Basketball may have pushed UNLV to national sports prominence, but October 2016 saw the university join the world stage in politics and policy.
More than a year in the making, and countless hours of campus preparation later, Republican candidate Donald Trump was finally set to meet Democratic challenger Hillary Clinton on Oct. 19 in the third and final presidential debate of the 2016 election.
It was a strange day on campus with traffic around the university tightly controlled. Nonetheless, it was festive. Chris Matthews mugged for the crowd from the MSNBC stage set up on the Alumni Amphitheater. CNN dominated the lawn between the Chemistry and William D. Carlson buildings. Supporters of Trump, Clinton, Jill Stein and Gary Johnson marched back and forth between the two sets, trying to get on camera. One protestor wandered around in a papier-mâché Trump head. It got weird.
It was also a day that started impossibly early for the people who had to make sure the event went off without a hitch. Members of UNLV’s media relations team arrived on campus at 3 a.m., and didn’t leave until after 10 p.m.
At least history professor Michael Green could sleep in. “I got there that morning around 5:15 to be interviewed by C-SPAN,” Green said. “I wound up on Nigerian television and Swedish television. I was interviewed by the French, and I was thinking the whole time, ‘I hope they’re translating me.’”
If campus outside the Thomas & Mack Center was a beehive of activity, inside the building it was a full-on bee tsunami. Kareem Abdul-Jabbar, Mark Cuban, Jesse Jackson, and Rudy Giuliani were all there as surrogates or guests of the candidates. Major national and international journalists, some 5,000 strong, crammed in for a bustling night on deadline — including Charles P. Pierce of Esquire.
“Charlie was trying to get back to his seat and there was a guy from a Mexican television network standing on top of two chairs doing his report and blocking Charlie,” Green recalled. “He saw that Charlie needed to get through, lifted one leg onto the other chair, Charlie moved the chair, got through, put it back. The guy was doing a headshot so nobody saw it.”
That’s more than could be said for one CNBC broadcast, when a reporter and Cuban were in a heated exchange over the semantics of the debate, while a third, unaffiliated reporter watched. “It was two people, obviously live on TV, pointing at each other arguing over what was just said at the debate,” said Francis McCabe, a media relations specialist. “The guy on the side just walks right into the shot and says, ‘How can you say that?’ The woman Mark Cuban was arguing with was like, ‘We’re live. On TV.’”
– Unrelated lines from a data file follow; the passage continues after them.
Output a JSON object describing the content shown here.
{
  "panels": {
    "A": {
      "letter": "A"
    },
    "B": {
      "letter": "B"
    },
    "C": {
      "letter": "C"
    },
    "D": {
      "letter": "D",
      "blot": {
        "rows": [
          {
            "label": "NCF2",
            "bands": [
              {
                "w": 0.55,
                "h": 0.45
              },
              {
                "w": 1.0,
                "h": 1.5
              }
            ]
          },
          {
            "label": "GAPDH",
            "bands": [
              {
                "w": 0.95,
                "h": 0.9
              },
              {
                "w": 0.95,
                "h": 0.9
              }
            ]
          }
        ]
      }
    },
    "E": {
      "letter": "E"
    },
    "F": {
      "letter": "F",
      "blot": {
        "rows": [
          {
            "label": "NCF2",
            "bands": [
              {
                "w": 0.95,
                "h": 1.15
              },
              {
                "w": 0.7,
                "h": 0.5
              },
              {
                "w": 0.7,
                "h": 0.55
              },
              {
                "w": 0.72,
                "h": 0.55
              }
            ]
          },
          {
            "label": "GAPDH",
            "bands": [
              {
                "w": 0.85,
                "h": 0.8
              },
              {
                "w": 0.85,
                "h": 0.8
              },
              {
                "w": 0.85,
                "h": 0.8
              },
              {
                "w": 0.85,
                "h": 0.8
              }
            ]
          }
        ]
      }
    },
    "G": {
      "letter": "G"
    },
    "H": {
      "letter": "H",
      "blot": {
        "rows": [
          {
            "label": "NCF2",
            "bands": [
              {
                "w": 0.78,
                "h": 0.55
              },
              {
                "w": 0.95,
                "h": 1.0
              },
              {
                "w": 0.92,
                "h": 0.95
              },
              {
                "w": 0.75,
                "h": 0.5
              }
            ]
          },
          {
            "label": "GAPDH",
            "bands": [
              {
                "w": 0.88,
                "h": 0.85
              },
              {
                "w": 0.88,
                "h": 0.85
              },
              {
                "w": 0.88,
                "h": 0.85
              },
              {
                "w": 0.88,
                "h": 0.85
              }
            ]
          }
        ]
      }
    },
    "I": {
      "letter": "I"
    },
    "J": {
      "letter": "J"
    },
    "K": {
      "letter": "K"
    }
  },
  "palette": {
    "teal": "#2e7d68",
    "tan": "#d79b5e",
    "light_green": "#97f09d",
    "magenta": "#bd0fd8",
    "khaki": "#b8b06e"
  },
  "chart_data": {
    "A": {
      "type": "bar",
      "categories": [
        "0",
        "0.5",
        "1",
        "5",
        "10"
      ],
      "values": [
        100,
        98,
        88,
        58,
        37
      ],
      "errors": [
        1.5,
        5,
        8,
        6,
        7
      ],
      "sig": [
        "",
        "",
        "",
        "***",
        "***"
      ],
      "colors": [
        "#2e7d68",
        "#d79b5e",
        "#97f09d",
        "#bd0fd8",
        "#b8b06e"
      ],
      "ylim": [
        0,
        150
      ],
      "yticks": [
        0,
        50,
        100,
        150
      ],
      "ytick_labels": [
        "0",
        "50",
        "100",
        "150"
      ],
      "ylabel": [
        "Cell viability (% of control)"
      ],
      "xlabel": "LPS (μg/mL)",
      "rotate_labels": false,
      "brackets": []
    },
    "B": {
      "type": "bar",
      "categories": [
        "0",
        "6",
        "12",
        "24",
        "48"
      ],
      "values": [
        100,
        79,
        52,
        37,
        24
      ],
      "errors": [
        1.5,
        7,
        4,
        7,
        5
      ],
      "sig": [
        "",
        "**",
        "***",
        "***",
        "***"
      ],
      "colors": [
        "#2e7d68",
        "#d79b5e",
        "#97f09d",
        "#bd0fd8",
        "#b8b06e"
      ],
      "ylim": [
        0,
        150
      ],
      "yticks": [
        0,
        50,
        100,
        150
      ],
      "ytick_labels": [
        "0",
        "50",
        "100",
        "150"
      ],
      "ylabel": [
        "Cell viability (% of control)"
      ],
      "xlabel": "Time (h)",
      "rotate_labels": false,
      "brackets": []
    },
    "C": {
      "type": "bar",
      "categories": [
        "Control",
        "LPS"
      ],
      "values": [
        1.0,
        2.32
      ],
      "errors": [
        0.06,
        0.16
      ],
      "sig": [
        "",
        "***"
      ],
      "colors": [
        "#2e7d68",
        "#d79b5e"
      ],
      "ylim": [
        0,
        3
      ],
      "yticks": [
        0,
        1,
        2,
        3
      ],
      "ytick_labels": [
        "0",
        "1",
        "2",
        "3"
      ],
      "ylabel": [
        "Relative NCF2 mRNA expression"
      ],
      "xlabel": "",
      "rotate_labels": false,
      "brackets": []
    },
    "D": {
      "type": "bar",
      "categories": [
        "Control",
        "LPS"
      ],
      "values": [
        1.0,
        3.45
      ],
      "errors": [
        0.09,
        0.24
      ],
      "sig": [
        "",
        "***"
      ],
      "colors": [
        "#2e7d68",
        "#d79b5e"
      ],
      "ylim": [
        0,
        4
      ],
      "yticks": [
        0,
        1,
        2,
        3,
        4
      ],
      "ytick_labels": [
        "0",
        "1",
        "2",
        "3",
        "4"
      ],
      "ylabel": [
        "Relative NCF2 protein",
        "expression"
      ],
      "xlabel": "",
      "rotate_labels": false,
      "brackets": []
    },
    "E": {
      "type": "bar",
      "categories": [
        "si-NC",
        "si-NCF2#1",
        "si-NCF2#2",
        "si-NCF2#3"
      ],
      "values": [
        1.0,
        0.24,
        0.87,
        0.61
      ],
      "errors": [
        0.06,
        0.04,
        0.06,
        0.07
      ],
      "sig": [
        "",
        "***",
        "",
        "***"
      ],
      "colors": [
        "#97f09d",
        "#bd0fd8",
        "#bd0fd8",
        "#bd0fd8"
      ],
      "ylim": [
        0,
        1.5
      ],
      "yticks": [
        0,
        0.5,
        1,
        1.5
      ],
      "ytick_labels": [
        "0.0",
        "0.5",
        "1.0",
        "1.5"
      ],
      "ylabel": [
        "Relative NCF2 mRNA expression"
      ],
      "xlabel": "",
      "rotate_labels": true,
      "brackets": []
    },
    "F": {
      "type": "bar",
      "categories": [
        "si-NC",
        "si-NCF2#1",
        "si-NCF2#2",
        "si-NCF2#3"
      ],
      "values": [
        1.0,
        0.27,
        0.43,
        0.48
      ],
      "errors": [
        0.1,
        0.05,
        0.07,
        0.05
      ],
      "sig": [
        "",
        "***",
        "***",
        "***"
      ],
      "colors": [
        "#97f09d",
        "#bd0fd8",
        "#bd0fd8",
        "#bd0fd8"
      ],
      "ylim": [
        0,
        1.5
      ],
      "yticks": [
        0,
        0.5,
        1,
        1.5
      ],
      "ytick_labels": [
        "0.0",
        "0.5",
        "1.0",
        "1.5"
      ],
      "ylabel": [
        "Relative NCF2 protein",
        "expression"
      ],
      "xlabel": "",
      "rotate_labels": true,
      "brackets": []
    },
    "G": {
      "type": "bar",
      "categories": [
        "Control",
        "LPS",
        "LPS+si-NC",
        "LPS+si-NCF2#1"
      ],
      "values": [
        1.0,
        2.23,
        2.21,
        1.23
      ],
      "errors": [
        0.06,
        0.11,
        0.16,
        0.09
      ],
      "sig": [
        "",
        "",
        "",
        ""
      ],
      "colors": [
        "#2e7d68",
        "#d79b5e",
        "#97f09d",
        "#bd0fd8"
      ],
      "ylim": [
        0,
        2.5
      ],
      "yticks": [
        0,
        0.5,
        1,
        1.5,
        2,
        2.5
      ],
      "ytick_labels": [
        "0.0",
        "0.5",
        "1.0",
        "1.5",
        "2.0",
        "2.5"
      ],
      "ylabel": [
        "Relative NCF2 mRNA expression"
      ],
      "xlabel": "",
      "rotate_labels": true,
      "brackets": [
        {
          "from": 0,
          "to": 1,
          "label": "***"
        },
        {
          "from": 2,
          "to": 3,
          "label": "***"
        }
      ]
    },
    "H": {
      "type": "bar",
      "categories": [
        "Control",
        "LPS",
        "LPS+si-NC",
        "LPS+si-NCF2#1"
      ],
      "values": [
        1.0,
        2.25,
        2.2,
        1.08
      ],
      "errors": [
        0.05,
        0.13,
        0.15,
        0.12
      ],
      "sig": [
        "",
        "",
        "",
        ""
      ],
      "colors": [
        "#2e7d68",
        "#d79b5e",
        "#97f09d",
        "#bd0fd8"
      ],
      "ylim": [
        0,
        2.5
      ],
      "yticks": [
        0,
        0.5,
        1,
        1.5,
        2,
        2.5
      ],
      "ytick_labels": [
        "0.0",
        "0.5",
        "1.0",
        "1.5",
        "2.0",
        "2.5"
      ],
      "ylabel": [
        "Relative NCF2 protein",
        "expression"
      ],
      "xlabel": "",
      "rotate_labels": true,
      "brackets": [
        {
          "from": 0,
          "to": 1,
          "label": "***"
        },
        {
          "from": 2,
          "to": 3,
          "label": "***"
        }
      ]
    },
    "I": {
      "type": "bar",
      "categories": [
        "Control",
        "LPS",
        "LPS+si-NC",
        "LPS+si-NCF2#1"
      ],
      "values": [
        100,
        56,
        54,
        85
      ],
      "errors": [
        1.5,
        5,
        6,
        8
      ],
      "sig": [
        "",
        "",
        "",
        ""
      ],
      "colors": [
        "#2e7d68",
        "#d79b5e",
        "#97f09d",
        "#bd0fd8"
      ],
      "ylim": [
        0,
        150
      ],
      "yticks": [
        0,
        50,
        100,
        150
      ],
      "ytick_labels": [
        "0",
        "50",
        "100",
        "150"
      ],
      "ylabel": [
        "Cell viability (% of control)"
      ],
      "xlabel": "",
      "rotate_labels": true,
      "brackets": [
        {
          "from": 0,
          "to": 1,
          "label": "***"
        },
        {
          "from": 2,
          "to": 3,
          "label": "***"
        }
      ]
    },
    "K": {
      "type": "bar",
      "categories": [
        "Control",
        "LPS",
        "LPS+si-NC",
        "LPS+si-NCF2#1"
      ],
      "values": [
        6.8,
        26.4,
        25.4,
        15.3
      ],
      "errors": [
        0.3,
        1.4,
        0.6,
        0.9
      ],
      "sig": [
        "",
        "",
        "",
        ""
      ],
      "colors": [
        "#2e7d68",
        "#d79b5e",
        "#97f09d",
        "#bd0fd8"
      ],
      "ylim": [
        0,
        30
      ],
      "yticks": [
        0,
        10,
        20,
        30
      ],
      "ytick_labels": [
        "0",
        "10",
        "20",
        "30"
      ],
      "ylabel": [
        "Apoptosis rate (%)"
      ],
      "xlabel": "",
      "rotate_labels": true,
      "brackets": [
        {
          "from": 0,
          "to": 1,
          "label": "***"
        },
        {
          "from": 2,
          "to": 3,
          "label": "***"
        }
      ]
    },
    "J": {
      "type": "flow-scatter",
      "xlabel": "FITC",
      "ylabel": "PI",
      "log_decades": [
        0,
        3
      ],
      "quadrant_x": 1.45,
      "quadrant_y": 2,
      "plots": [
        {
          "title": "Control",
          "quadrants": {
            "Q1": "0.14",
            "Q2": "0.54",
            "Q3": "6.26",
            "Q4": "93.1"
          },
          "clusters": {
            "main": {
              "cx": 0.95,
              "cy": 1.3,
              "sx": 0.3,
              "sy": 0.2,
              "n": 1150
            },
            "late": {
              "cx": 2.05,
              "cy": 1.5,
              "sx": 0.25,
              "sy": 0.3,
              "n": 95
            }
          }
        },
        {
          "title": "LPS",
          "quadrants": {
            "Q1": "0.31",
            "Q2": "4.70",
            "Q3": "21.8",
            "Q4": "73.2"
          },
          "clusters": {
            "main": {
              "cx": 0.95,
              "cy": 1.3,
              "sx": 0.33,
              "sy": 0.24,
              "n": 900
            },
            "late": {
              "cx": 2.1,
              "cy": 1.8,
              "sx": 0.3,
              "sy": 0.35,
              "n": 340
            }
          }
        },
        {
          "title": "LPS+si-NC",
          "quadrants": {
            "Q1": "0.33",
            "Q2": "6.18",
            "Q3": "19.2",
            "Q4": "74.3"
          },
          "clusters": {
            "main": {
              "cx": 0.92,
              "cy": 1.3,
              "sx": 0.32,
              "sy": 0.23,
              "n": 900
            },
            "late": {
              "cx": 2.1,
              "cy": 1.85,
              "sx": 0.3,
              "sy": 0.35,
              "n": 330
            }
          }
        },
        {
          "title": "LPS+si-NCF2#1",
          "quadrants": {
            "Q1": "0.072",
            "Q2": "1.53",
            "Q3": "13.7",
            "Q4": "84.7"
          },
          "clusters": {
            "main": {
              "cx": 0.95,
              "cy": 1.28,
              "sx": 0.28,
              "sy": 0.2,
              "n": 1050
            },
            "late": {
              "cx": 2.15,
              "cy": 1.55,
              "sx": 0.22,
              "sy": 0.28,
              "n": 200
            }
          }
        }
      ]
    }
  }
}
The frenzy of daytime activity settled into an eerie calm during the debate proper, both outside on campus and inside the Thomas & Mack’s media room. It was a rare down moment for staff to grab a bite to eat and take a breath.
Immediately after Trump and Clinton concluded their remarks, the whole machine lurched back into its redlined gear, with surrogates swimming through the spin room and professors processing what just happened on the fly for news channels around the world.
Once the chaos ebbed, though, what was left was a burnished moment in the school’s history.
The moment, Green said, “was a statement of our maturation, that we did this.You can’t always see it automatically, but there are students who will come here because they or their families saw this debate on UNLV. We’re going to see the benefits of this for years to come.”